Love him or hate him, Buddy’s back

Last week the conversation in Rhode Island political circles changed quickly from "will he run" to "can he win" as Buddy Cianci announced that he would once again run for mayor of Providence. Love him or hate him, he's in the race to win and has aligned the stars to give him the best possible chance to win. While several people I've spoken with said his entry in the race was "bad" for Providence, the reality is that without an extraordinary - and coordinated — effort to defeat him, he stands a good chance of being sworn in as Providence's next mayor, despite the horrified protests of some Rhode Islanders. 

Like Buddy, chances are good that when Alex Rodriguez returns to professional baseball next year he'll get a chilly reception from certain circles who think that a PED user with such a lucrative contract is bad for baseball. The Yankees will be a different team than the one he left in 2013. There will be no Mariano Rivera, no Andy Pettitte and no Derek Jeter to have his back and although it's too early to tell how a post-suspension A-Rod will play, there will be many of us quick to point out any decline in his performance. Like Buddy, A-Rod has a resume to point to that shows he is perhaps a better player than his his “convictions” might indicate — and then of course, there are the “intangibles.” A-Rod’s return will drive up viewership and ticket sales in a way that introducing a new Yankee player named Brett, Lorne, Anthony, Dan or Jorge (unless it was Posada) would not. And again, love him or hate him, Providence flourished during Buddy’s tenure and no other man in the race can say that he has had equivalent experience.

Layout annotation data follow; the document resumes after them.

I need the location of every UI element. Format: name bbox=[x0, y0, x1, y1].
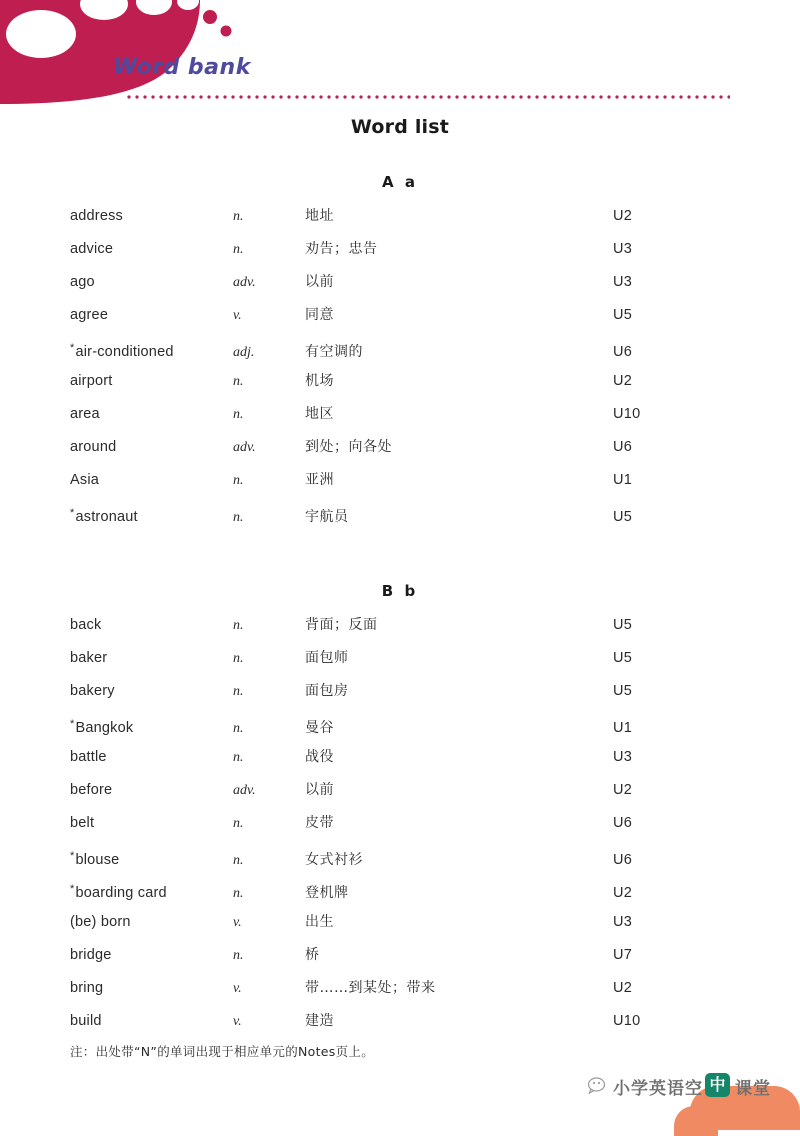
table-row bbox=[0, 332, 800, 365]
blob-shape bbox=[0, 0, 232, 104]
unit-cell: U10 bbox=[613, 406, 641, 422]
pos-cell: v. bbox=[233, 308, 242, 323]
meaning-cell: 背面；反面 bbox=[305, 617, 378, 633]
word-cell bbox=[0, 708, 233, 745]
letter-heading-a: A a bbox=[382, 173, 418, 191]
unit-cell: U5 bbox=[613, 683, 633, 699]
unit-cell: U3 bbox=[613, 914, 633, 930]
word-cell bbox=[0, 497, 233, 534]
table-row bbox=[0, 365, 800, 398]
meaning-cell: 面包师 bbox=[305, 650, 349, 666]
letter-heading-b: B b bbox=[381, 582, 419, 600]
watermark-badge: 中 bbox=[705, 1073, 730, 1097]
unit-cell: U1 bbox=[613, 472, 633, 488]
table-row bbox=[0, 972, 800, 1005]
bubble-dot-small bbox=[221, 26, 232, 37]
word-text: ago bbox=[70, 274, 95, 290]
footer-note: 注：出处带“N”的单词出现于相应单元的Notes页上。 bbox=[70, 1044, 375, 1059]
meaning-cell: 桥 bbox=[305, 947, 320, 963]
pos-cell: n. bbox=[233, 407, 244, 422]
word-cell bbox=[0, 906, 233, 939]
unit-cell: U2 bbox=[613, 980, 633, 996]
pos-cell: n. bbox=[233, 684, 244, 699]
watermark-text-tail: 课堂 bbox=[735, 1079, 771, 1099]
word-text: bakery bbox=[70, 683, 115, 699]
meaning-cell: 以前 bbox=[305, 274, 334, 290]
unit-cell: U2 bbox=[613, 782, 633, 798]
meaning-cell: 地址 bbox=[305, 208, 334, 224]
unit-cell: U3 bbox=[613, 749, 633, 765]
pos-cell: v. bbox=[233, 1014, 242, 1029]
watermark bbox=[585, 1068, 800, 1127]
word-text: battle bbox=[70, 749, 107, 765]
table-row bbox=[0, 741, 800, 774]
meaning-cell: 有空调的 bbox=[305, 344, 363, 360]
word-cell bbox=[0, 332, 233, 369]
pos-cell: n. bbox=[233, 651, 244, 666]
unit-cell: U2 bbox=[613, 373, 633, 389]
table-row bbox=[0, 873, 800, 906]
table-row bbox=[0, 200, 800, 233]
word-text: back bbox=[70, 617, 102, 633]
table-row bbox=[0, 774, 800, 807]
table-row bbox=[0, 497, 800, 530]
unit-cell: U6 bbox=[613, 439, 633, 455]
meaning-cell: 劝告；忠告 bbox=[305, 241, 378, 257]
word-text: bring bbox=[70, 980, 104, 996]
table-row bbox=[0, 266, 800, 299]
wechat-icon bbox=[588, 1077, 610, 1095]
word-text: Asia bbox=[70, 472, 100, 488]
word-cell bbox=[0, 1005, 233, 1038]
meaning-cell: 女式衬衫 bbox=[305, 852, 363, 868]
pos-cell: n. bbox=[233, 721, 244, 736]
table-row bbox=[0, 708, 800, 741]
meaning-cell: 亚洲 bbox=[305, 472, 334, 488]
pos-cell: n. bbox=[233, 886, 244, 901]
word-text: address bbox=[70, 208, 123, 224]
word-cell bbox=[0, 431, 233, 464]
note-star: * bbox=[70, 850, 75, 862]
word-cell bbox=[0, 774, 233, 807]
unit-cell: U6 bbox=[613, 344, 633, 360]
word-cell bbox=[0, 840, 233, 877]
meaning-cell: 皮带 bbox=[305, 815, 334, 831]
pos-cell: n. bbox=[233, 473, 244, 488]
meaning-cell: 带……到某处；带来 bbox=[305, 980, 436, 996]
dotted-divider bbox=[125, 95, 730, 99]
unit-cell: U5 bbox=[613, 617, 633, 633]
word-text: boarding card bbox=[75, 885, 167, 901]
word-list bbox=[0, 160, 800, 1038]
meaning-cell: 以前 bbox=[305, 782, 334, 798]
word-cell bbox=[0, 266, 233, 299]
pos-cell: n. bbox=[233, 618, 244, 633]
meaning-cell: 地区 bbox=[305, 406, 334, 422]
word-text: before bbox=[70, 782, 113, 798]
word-text: air-conditioned bbox=[75, 344, 174, 360]
word-cell bbox=[0, 642, 233, 675]
table-row bbox=[0, 609, 800, 642]
pos-cell: n. bbox=[233, 209, 244, 224]
table-row bbox=[0, 464, 800, 497]
word-cell bbox=[0, 200, 233, 233]
meaning-cell: 登机牌 bbox=[305, 885, 349, 901]
word-text: baker bbox=[70, 650, 108, 666]
unit-cell: U10 bbox=[613, 1013, 641, 1029]
pos-cell: n. bbox=[233, 374, 244, 389]
word-text: airport bbox=[70, 373, 113, 389]
meaning-cell: 到处；向各处 bbox=[305, 439, 392, 455]
banner-title: Word bank bbox=[113, 55, 251, 80]
table-row bbox=[0, 840, 800, 873]
meaning-cell: 宇航员 bbox=[305, 509, 349, 525]
word-cell bbox=[0, 741, 233, 774]
table-row bbox=[0, 642, 800, 675]
page-title: Word list bbox=[350, 116, 450, 138]
pos-cell: adv. bbox=[233, 783, 256, 798]
table-row bbox=[0, 906, 800, 939]
pos-cell: n. bbox=[233, 750, 244, 765]
unit-cell: U2 bbox=[613, 885, 633, 901]
table-row bbox=[0, 807, 800, 840]
unit-cell: U2 bbox=[613, 208, 633, 224]
pos-cell: adv. bbox=[233, 275, 256, 290]
unit-cell: U5 bbox=[613, 307, 633, 323]
pos-cell: n. bbox=[233, 816, 244, 831]
word-cell bbox=[0, 464, 233, 497]
unit-cell: U3 bbox=[613, 241, 633, 257]
unit-cell: U7 bbox=[613, 947, 633, 963]
table-row bbox=[0, 398, 800, 431]
meaning-cell: 建造 bbox=[305, 1013, 334, 1029]
table-row bbox=[0, 431, 800, 464]
word-text: advice bbox=[70, 241, 114, 257]
table-row bbox=[0, 299, 800, 332]
word-text: around bbox=[70, 439, 117, 455]
table-row bbox=[0, 1005, 800, 1038]
note-star: * bbox=[70, 342, 75, 354]
word-text: build bbox=[70, 1013, 102, 1029]
note-star: * bbox=[70, 507, 75, 519]
word-cell bbox=[0, 233, 233, 266]
pos-cell: v. bbox=[233, 915, 242, 930]
word-cell bbox=[0, 972, 233, 1005]
unit-cell: U3 bbox=[613, 274, 633, 290]
word-text: Bangkok bbox=[75, 720, 134, 736]
pos-cell: v. bbox=[233, 981, 242, 996]
word-text: blouse bbox=[75, 852, 120, 868]
word-text: bridge bbox=[70, 947, 112, 963]
pos-cell: n. bbox=[233, 853, 244, 868]
pos-cell: n. bbox=[233, 948, 244, 963]
bubble-dot-large bbox=[203, 10, 217, 24]
table-row bbox=[0, 939, 800, 972]
note-star: * bbox=[70, 883, 75, 895]
unit-cell: U5 bbox=[613, 650, 633, 666]
meaning-cell: 战役 bbox=[305, 749, 334, 765]
word-cell bbox=[0, 609, 233, 642]
word-text: agree bbox=[70, 307, 109, 323]
watermark-text: 小学英语空 bbox=[613, 1079, 703, 1099]
header-banner bbox=[0, 0, 800, 110]
table-row bbox=[0, 233, 800, 266]
word-text: area bbox=[70, 406, 100, 422]
word-cell bbox=[0, 939, 233, 972]
unit-cell: U6 bbox=[613, 852, 633, 868]
meaning-cell: 机场 bbox=[305, 373, 334, 389]
word-cell bbox=[0, 873, 233, 910]
meaning-cell: 同意 bbox=[305, 307, 334, 323]
note-star: * bbox=[70, 718, 75, 730]
meaning-cell: 面包房 bbox=[305, 683, 349, 699]
unit-cell: U5 bbox=[613, 509, 633, 525]
meaning-cell: 出生 bbox=[305, 914, 334, 930]
word-text: (be) born bbox=[70, 914, 131, 930]
pos-cell: adv. bbox=[233, 440, 256, 455]
pos-cell: adj. bbox=[233, 345, 255, 360]
meaning-cell: 曼谷 bbox=[305, 720, 334, 736]
unit-cell: U6 bbox=[613, 815, 633, 831]
word-cell bbox=[0, 365, 233, 398]
word-cell bbox=[0, 398, 233, 431]
word-cell bbox=[0, 807, 233, 840]
table-row bbox=[0, 675, 800, 708]
pos-cell: n. bbox=[233, 242, 244, 257]
pos-cell: n. bbox=[233, 510, 244, 525]
word-cell bbox=[0, 675, 233, 708]
word-text: belt bbox=[70, 815, 95, 831]
word-text: astronaut bbox=[75, 509, 138, 525]
unit-cell: U1 bbox=[613, 720, 633, 736]
word-cell bbox=[0, 299, 233, 332]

While A-Rod has a valid contract, the only guarantees for Buddy are the ones that he has created for himself. At 73, Buddy is a generation older than several of the candidates for mayor and many of his voters have left the city, so he needed certain circumstances to come together to make his candidacy viable. By filing as an Independent, he places himself on the November ballot and into a 4-way race where the strongest candidate (one of the Democrats) will already have been battered by a primary. While a certain percentage of Providence voters will never vote for him, there are some that will always vote for him and by placing himself into a crowded field of lesser-known candidates, he has created the scenario in which he has the best chance to win.

For those in Providence who are tearing their hair out as Buddy 3.0 takes shape, there is one way to beat him: create a united front. Two of the four remaining candidates need to drop out of the race, deconstructing the ideal electoral situation for Cianci and putting one candidate forward as the alternative to Buddy. The Democratic primary would have to be more about coming together and less about ripping each other apart. With an overwhelming party affiliation, a non-Democrat should never have a chance in Providence but a divisive primary that gives the winner a short eight-week window to woo general election voters is just what Buddy needs to win.

As the battle to be the anti-Buddy candidate commences now, there’s two things that are nearly indisputable: there is no one in politics more astute than Buddy Cianci and there’s no doubt that he’s got his eyes set on City Hall.